Aplicação de prótese de mão e dedos
Gabarito: letra B. A técnica correta na aplicação de uma prótese de mão e dedos é ajustá-la firmemente ao coto, garantindo estabilidade e permitindo movimentos naturais do braço. O ajuste adequado é essencial para a funcionalidade e conforto do paciente, evitando deslocamentos e atritos que comprometam a reabilitação.
A aplicação de próteses de membro superior, especialmente de mão e dedos, exige do técnico de imobilização ortopédica um conhecimento técnico apurado sobre biomecânica e ajuste protético. O objetivo principal é proporcionar ao paciente uma prótese que seja funcional, confortável e que se integre de forma harmônica aos movimentos residuais do membro. O ajuste inadequado pode levar a complicações como dor, lesões de pele, desconforto e até mesmo a rejeição do dispositivo pelo paciente.

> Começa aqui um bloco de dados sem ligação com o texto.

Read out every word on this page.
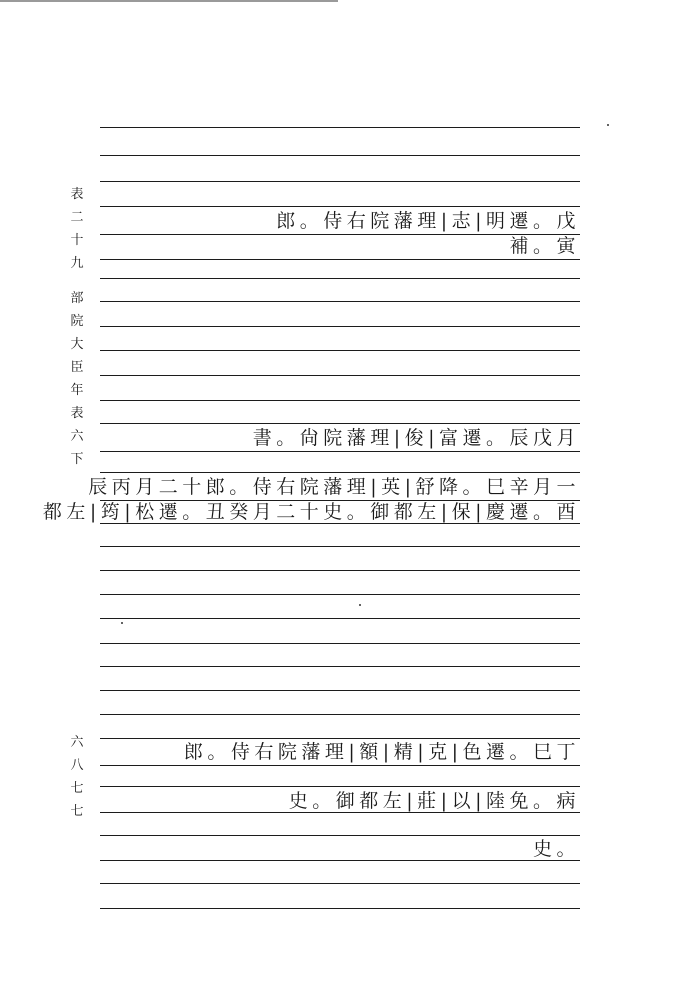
表
二
十
九
部
院
大
臣
年
表
六
下
六
八
七
七
郎。侍右院藩理|志|明遷。戊
補。寅
書。尙院藩理|俊|富遷。辰戊月
辰丙月二十郎。侍右院藩理|英|舒降。巳辛月一
都左|筠|松遷。丑癸月二十史。御都左|保|慶遷。酉
郎。侍右院藩理|額|精|克|色遷。巳丁
史。御都左|莊|以|陸免。病
史。
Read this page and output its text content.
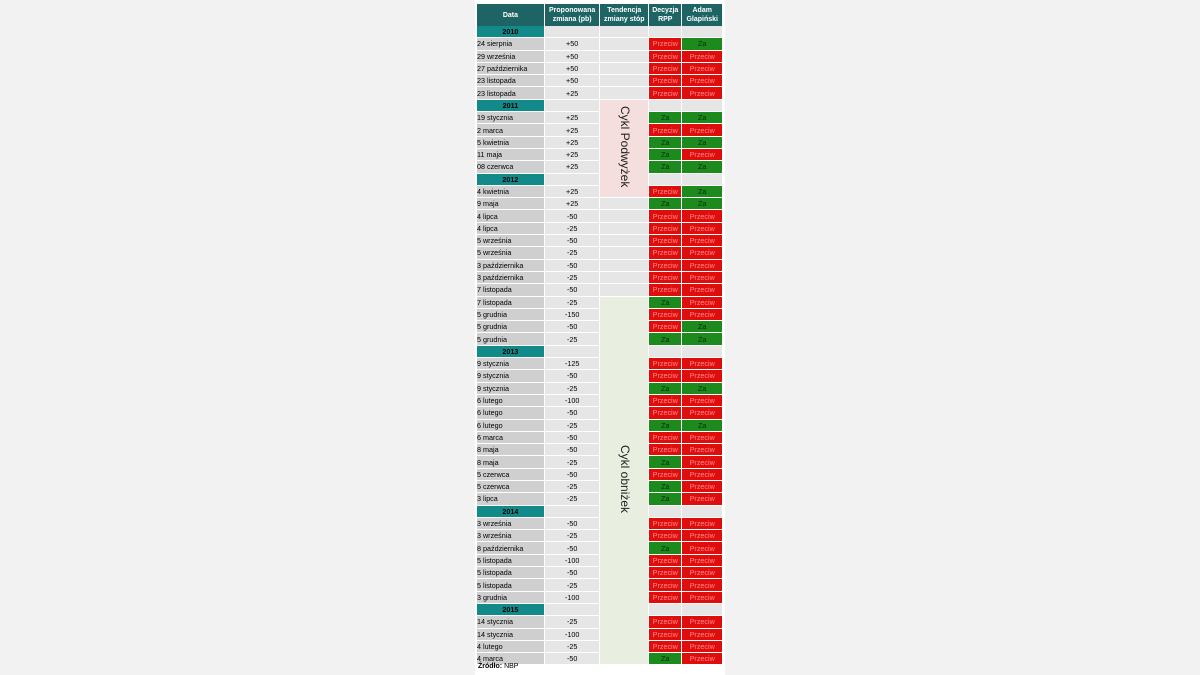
Data	Proponowana zmiana (pb)	Tendencja zmiany stóp	Decyzja RPP	Adam Glapiński
2010				
24 sierpnia	+50		Przeciw	Za
29 września	+50		Przeciw	Przeciw
27 października	+50		Przeciw	Przeciw
23 listopada	+50		Przeciw	Przeciw
23 listopada	+25		Przeciw	Przeciw
2011		Cykl Podwyżek		
19 stycznia	+25		Za	Za
2 marca	+25		Przeciw	Przeciw
5 kwietnia	+25		Za	Za
11 maja	+25		Za	Przeciw
08 czerwca	+25		Za	Za
2012				
4 kwietnia	+25		Przeciw	Za
9 maja	+25		Za	Za
4 lipca	-50		Przeciw	Przeciw
4 lipca	-25		Przeciw	Przeciw
5 września	-50		Przeciw	Przeciw
5 września	-25		Przeciw	Przeciw
3 października	-50		Przeciw	Przeciw
3 października	-25		Przeciw	Przeciw
7 listopada	-50		Przeciw	Przeciw
7 listopada	-25	Cykl obniżek	Za	Przeciw
5 grudnia	-150		Przeciw	Przeciw
5 grudnia	-50		Przeciw	Za
5 grudnia	-25		Za	Za
2013				
9 stycznia	-125		Przeciw	Przeciw
9 stycznia	-50		Przeciw	Przeciw
9 stycznia	-25		Za	Za
6 lutego	-100		Przeciw	Przeciw
6 lutego	-50		Przeciw	Przeciw
6 lutego	-25		Za	Za
6 marca	-50		Przeciw	Przeciw
8 maja	-50		Przeciw	Przeciw
8 maja	-25		Za	Przeciw
5 czerwca	-50		Przeciw	Przeciw
5 czerwca	-25		Za	Przeciw
3 lipca	-25		Za	Przeciw
2014				
3 września	-50		Przeciw	Przeciw
3 września	-25		Przeciw	Przeciw
8 października	-50		Za	Przeciw
5 listopada	-100		Przeciw	Przeciw
5 listopada	-50		Przeciw	Przeciw
5 listopada	-25		Przeciw	Przeciw
3 grudnia	-100		Przeciw	Przeciw
2015				
14 stycznia	-25		Przeciw	Przeciw
14 stycznia	-100		Przeciw	Przeciw
4 lutego	-25		Przeciw	Przeciw
4 marca	-50		Za	Przeciw
Źródło: NBP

O princípio fundamental é que a prótese deve se encaixar de forma firme e estável no coto, sem, contudo, causar compressão excessiva ou pontos de pressão. Esse encaixe permite que a prótese acompanhe os movimentos naturais do braço, transmitindo a força e a destreza necessárias para a realização das atividades diárias. A estabilidade do encaixe é o que garante a funcionalidade, pois uma prótese solta ou mal posicionada impede o controle preciso dos movimentos e pode causar atrito e irritação na pele.

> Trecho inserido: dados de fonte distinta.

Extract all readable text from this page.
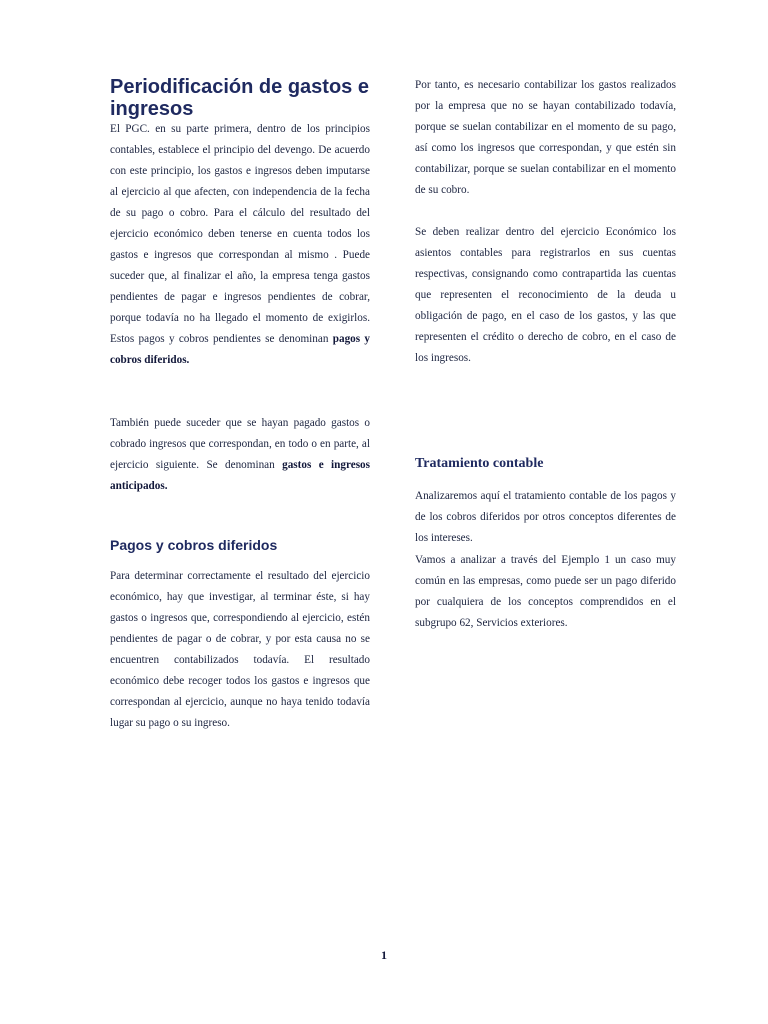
Periodificación de gastos e ingresos

El PGC. en su parte primera, dentro de los principios contables, establece el principio del devengo. De acuerdo con este principio, los gastos e ingresos deben imputarse al ejercicio al que afecten, con independencia de la fecha de su pago o cobro. Para el cálculo del resultado del ejercicio económico deben tenerse en cuenta todos los gastos e ingresos que correspondan al mismo . Puede suceder que, al finalizar el año, la empresa tenga gastos pendientes de pagar e ingresos pendientes de cobrar, porque todavía no ha llegado el momento de exigirlos. Estos pagos y cobros pendientes se denominan pagos y cobros diferidos.

También puede suceder que se hayan pagado gastos o cobrado ingresos que correspondan, en todo o en parte, al ejercicio siguiente. Se denominan gastos e ingresos anticipados.

Pagos y cobros diferidos

Para determinar correctamente el resultado del ejercicio económico, hay que investigar, al terminar éste, si hay gastos o ingresos que, correspondiendo al ejercicio, estén pendientes de pagar o de cobrar, y por esta causa no se encuentren contabilizados todavía. El resultado económico debe recoger todos los gastos e ingresos que correspondan al ejercicio, aunque no haya tenido todavía lugar su pago o su ingreso.

Por tanto, es necesario contabilizar los gastos realizados por la empresa que no se hayan contabilizado todavía, porque se suelan contabilizar en el momento de su pago, así como los ingresos que correspondan, y que estén sin contabilizar, porque se suelan contabilizar en el momento de su cobro.

Se deben realizar dentro del ejercicio Económico los asientos contables para registrarlos en sus cuentas respectivas, consignando como contrapartida las cuentas que representen el reconocimiento de la deuda u obligación de pago, en el caso de los gastos, y las que representen el crédito o derecho de cobro, en el caso de los ingresos.

Tratamiento contable

Analizaremos aquí el tratamiento contable de los pagos y de los cobros diferidos por otros conceptos diferentes de los intereses.

Vamos a analizar a través del Ejemplo 1 un caso muy común en las empresas, como puede ser un pago diferido por cualquiera de los conceptos comprendidos en el subgrupo 62, Servicios exteriores.

1
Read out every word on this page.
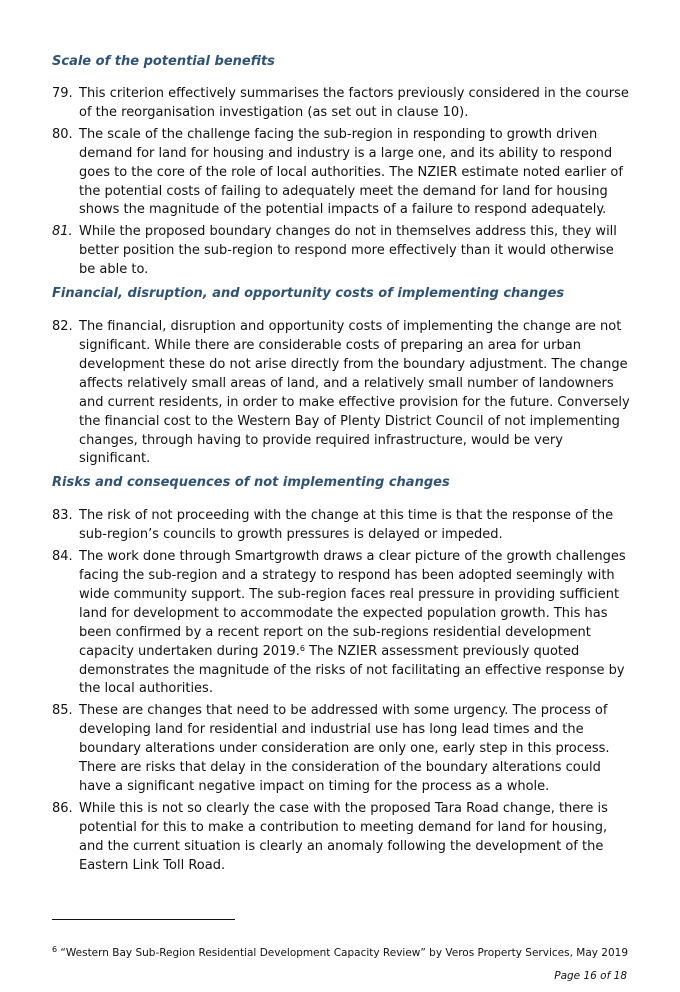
Scale of the potential benefits
79. This criterion effectively summarises the factors previously considered in the course of the reorganisation investigation (as set out in clause 10).
80. The scale of the challenge facing the sub-region in responding to growth driven demand for land for housing and industry is a large one, and its ability to respond goes to the core of the role of local authorities. The NZIER estimate noted earlier of the potential costs of failing to adequately meet the demand for land for housing shows the magnitude of the potential impacts of a failure to respond adequately.
81. While the proposed boundary changes do not in themselves address this, they will better position the sub-region to respond more effectively than it would otherwise be able to.
Financial, disruption, and opportunity costs of implementing changes
82. The financial, disruption and opportunity costs of implementing the change are not significant. While there are considerable costs of preparing an area for urban development these do not arise directly from the boundary adjustment. The change affects relatively small areas of land, and a relatively small number of landowners and current residents, in order to make effective provision for the future. Conversely the financial cost to the Western Bay of Plenty District Council of not implementing changes, through having to provide required infrastructure, would be very significant.
Risks and consequences of not implementing changes
83. The risk of not proceeding with the change at this time is that the response of the sub-region’s councils to growth pressures is delayed or impeded.
84. The work done through Smartgrowth draws a clear picture of the growth challenges facing the sub-region and a strategy to respond has been adopted seemingly with wide community support. The sub-region faces real pressure in providing sufficient land for development to accommodate the expected population growth. This has been confirmed by a recent report on the sub-regions residential development capacity undertaken during 2019.$^6$ The NZIER assessment previously quoted demonstrates the magnitude of the risks of not facilitating an effective response by the local authorities.
85. These are changes that need to be addressed with some urgency. The process of developing land for residential and industrial use has long lead times and the boundary alterations under consideration are only one, early step in this process. There are risks that delay in the consideration of the boundary alterations could have a significant negative impact on timing for the process as a whole.
86. While this is not so clearly the case with the proposed Tara Road change, there is potential for this to make a contribution to meeting demand for land for housing, and the current situation is clearly an anomaly following the development of the Eastern Link Toll Road.
$^6$ “Western Bay Sub-Region Residential Development Capacity Review” by Veros Property Services, May 2019
Page 16 of 18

Na prática, o técnico deve avaliar o coto, considerando sua forma, volume e sensibilidade, e então selecionar ou moldar o encaixe protético adequado. O ajuste deve ser verificado com o paciente em diferentes posições e durante a realização de movimentos, para assegurar que a prótese permaneça estável e confortável. Além disso, é importante orientar o paciente sobre os cuidados com a pele do coto e com a própria prótese, bem como sobre a necessidade de acompanhamento periódico para ajustes e manutenção.
A distinção crucial nesta questão está entre o ajuste firme e estável (correto) e as demais opções que descrevem ajustes inadequados ou técnicas não recomendadas. A banca explora a confusão entre o ajuste adequado e práticas que, embora possam parecer confortáveis ou funcionais, comprometem a eficácia da prótese e a saúde do paciente. O critério decisivo é a estabilidade do encaixe: a prótese deve ser firme para permitir o controle dos movimentos, mas não a ponto de causar desconforto ou restringir a circulação.
Alternativa A — ❌ Incorreta
Moldar a prótese para permitir movimento limitado dos dedos restantes não é uma técnica correta. O objetivo é proporcionar funcionalidade, o que requer um ajuste que permita movimentos naturais e coordenados, não limitados. A limitação do movimento pode levar à rigidez e à perda de função, contrariando o princípio da reabilitação.
Alternativa B — ✅ Correta ⟵ GABARITO
Ajustar a prótese para que se encaixe firmemente no coto é a técnica correta. Esse ajuste proporciona estabilidade, permitindo que a prótese acompanhe os movimentos naturais do braço, o que é essencial para a funcionalidade e o conforto do paciente. A firmeza do encaixe evita deslocamentos e garante o controle preciso dos movimentos.
Alternativa C — ❌ Incorreta
Utilizar uma luva de silicone sobre a prótese não é uma técnica padrão para melhorar a aderência e o conforto. Embora possa haver casos específicos em que materiais de revestimento sejam indicados, a técnica correta de aplicação envolve o ajuste do encaixe protético, não a adição de uma luva. A luva pode interferir no ajuste e na sensibilidade, além de não ser uma prática universalmente recomendada.
Alternativa D — ❌ Incorreta
Deixar a prótese levemente solta para permitir a circulação de ar é uma técnica incorreta. Uma prótese solta não proporciona estabilidade, comprometendo a funcionalidade e podendo causar atrito, irritação e até lesões na pele. O ajuste deve ser firme, não solto, para garantir o controle dos movimentos e o conforto.
Alternativa E — ❌ Incorreta
Posicionar a prótese com os dedos em ligeira flexão para imitar a posição de repouso natural da mão não é a técnica correta de aplicação. Embora a posição de repouso seja relevante em alguns contextos, a aplicação da prótese deve focar no ajuste ao coto e na funcionalidade, não na posição dos dedos. A posição dos dedos pode ser ajustada conforme a necessidade funcional, mas não é o aspecto central da técnica de aplicação.